Shane Krige shows off his hotel’s garden
Shane Krige would, in former days, have been called intrepid. Today this luxury hotelier could be described as always looking on the bright side, or, to put it another way, at the half-full rather than the half-empty glass. Not many would have given up being GM of The Plaza in New York to head for the chaotic traffic and infrastructure of Bangalore, to somehow open that city’s imposing Ritz-Carlton (not exactly relevant but its owner, billboard tycoon Nitesh Shetty, was funded by Och-Ziff, now one of the two largest shareholders in Starwood Hotels & Resorts). Anyway young Shane did that, finished that, and, says the gal, returned to the family ambience of Fairmont, back in the USA.
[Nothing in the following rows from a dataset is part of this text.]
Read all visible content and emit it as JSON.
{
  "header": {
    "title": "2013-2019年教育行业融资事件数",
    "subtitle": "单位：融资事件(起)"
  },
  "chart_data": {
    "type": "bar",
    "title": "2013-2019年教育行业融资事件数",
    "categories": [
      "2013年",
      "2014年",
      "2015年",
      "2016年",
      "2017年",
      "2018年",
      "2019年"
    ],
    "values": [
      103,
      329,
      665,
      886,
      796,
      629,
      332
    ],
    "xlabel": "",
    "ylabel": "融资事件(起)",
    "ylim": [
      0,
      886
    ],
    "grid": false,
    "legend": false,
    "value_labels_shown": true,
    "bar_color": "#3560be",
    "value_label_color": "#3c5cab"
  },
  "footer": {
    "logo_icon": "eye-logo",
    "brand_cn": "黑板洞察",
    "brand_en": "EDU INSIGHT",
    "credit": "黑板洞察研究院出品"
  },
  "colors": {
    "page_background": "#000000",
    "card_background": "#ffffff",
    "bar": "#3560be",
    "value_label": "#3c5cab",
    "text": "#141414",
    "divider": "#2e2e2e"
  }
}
Looking across said garden
As GM of Fairmont Washington DC Georgetown, he has taken over from another passionate hotelier, Mark Andrew, who has since travelled as far west across mainland USA as he can. Shane Krige is smiling. His 415-room hotel has splendid new owners, MetLife, who are, he says, in it for the long term. Not for them the horrid and increasingly prevalent pattern, especially in the US, of faceless owners buying to turn the screws and then sell on, for a mammoth profit. Not only are MetLife distinctly proud of this asset, which they intend to keep, but they are about to spend a fortune on bringing the interior of the 1985-vintage building up to the present day. The hotel has the advantage of having a stunning garden, with a Colonnade conservatory to one side. I am told that the garden will seem larger as retaining walls around parterres are being narrowed.
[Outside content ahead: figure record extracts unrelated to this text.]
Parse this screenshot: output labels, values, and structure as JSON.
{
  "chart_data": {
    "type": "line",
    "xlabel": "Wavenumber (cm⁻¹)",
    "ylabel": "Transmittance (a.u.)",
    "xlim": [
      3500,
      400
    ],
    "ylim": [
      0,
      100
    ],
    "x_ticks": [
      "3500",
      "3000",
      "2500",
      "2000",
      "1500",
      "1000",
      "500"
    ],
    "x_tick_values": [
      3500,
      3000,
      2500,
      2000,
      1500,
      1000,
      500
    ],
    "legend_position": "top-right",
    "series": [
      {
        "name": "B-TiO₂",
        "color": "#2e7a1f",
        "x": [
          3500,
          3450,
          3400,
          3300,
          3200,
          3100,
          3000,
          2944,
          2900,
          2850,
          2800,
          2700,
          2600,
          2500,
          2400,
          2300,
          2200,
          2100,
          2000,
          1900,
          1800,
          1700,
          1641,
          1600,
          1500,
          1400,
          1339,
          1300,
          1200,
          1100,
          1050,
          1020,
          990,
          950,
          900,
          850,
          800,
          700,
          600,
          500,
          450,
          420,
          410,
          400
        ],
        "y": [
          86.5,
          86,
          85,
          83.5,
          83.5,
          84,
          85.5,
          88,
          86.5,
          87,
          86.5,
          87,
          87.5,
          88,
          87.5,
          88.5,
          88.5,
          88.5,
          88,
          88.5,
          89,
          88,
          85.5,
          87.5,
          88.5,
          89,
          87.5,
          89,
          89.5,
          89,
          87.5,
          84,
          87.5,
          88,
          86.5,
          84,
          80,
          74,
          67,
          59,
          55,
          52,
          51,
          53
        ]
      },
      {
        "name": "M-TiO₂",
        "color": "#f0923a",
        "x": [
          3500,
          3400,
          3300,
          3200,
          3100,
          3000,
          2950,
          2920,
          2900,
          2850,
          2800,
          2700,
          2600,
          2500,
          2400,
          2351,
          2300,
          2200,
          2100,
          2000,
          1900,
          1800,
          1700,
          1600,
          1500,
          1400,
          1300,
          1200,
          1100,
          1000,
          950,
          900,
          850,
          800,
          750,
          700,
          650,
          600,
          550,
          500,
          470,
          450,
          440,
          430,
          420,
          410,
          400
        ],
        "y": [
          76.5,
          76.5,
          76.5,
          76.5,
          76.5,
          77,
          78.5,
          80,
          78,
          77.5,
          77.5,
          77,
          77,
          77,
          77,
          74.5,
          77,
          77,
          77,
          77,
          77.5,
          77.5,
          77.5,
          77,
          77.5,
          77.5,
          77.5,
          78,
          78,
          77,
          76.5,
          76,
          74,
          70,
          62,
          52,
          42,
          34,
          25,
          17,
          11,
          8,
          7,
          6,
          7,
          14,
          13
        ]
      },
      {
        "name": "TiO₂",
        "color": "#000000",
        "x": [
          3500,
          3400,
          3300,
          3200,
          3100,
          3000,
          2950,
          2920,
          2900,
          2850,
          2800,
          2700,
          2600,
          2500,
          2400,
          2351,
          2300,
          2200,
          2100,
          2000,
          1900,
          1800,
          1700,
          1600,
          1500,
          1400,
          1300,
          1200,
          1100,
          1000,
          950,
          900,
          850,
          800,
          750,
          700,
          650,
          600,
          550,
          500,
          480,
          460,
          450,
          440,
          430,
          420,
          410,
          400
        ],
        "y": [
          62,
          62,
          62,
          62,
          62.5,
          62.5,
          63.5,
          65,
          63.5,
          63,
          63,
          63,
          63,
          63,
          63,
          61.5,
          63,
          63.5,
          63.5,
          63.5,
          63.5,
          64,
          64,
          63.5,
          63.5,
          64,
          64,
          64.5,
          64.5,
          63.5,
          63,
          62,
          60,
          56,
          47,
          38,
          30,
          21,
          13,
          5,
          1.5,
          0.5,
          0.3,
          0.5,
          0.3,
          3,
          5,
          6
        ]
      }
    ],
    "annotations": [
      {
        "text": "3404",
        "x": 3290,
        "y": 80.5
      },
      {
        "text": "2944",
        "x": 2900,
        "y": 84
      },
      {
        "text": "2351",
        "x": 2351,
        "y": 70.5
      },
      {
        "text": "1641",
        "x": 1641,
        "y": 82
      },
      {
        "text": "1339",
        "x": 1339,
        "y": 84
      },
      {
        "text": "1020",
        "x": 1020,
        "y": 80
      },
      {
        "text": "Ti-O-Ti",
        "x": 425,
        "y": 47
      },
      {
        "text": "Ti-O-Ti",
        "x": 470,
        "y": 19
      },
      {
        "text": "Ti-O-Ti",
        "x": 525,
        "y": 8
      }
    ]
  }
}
Looking along its airy lobby
The lobby, rather like a marbled conservatory actually, is already the meeting point for those who live around. They come and meet their friends, and do business there. Especially in summer they also come to eat at the tables set up in the garden – it is the standard menu from Juniper, the all-day restaurant, but I can attest that the wheat walnut bread with honey from the hives on the ten-floor hotel’s rooftop, and organic greens salad, and a ribeye from Allen Brothers, founded in 1893 in Chicago‘s Union Stockyards meat market, all taste even better when dining outside. What to drink on such a hot, steamy night? Well, an iced glass of Charles & Charles Rosé 2014, from Columbia Valley WA did the trick. There is something about eating outside in a hotel’s inner courtyard or garden, as luxury hotels in Paris have been promoting for years.

A Juniper salad
And when you know you are helping others you feel especially good: Shane Krige and I shared a Smithsonian Dessert, which supports The Smithsonian’s ongoing endangered animal research and conservation. I certainly think it was worth the calories tasting all this to do good. Tasting all this? How many diners would eat, albeit it small portions, of an eight-layered red velvet cake with cream cheese icing and blueberry syrup; fresh blueberry and toasted crumbled oat ripple icecream, and fresh blueberries… Thank goodness this hotel has a serious Balance Gym, with a substantial indoor pool, and I am glad to see it still offers CrossFit workout classes. Balance Gym, by the way, was one of the stallholders at the hotel’s annual Sustainability Fair, last Friday, August 21st, 2015: Shane Krige invited suitable concerns, free of charge, to show local people what they were offering. Other products included a Center for Cosmetic Surgery, District of Columbia Office on Ageing, and the Fairmont Beekeepers, led by the hotel’s head of security. Hope the visitors had some of that honey bread.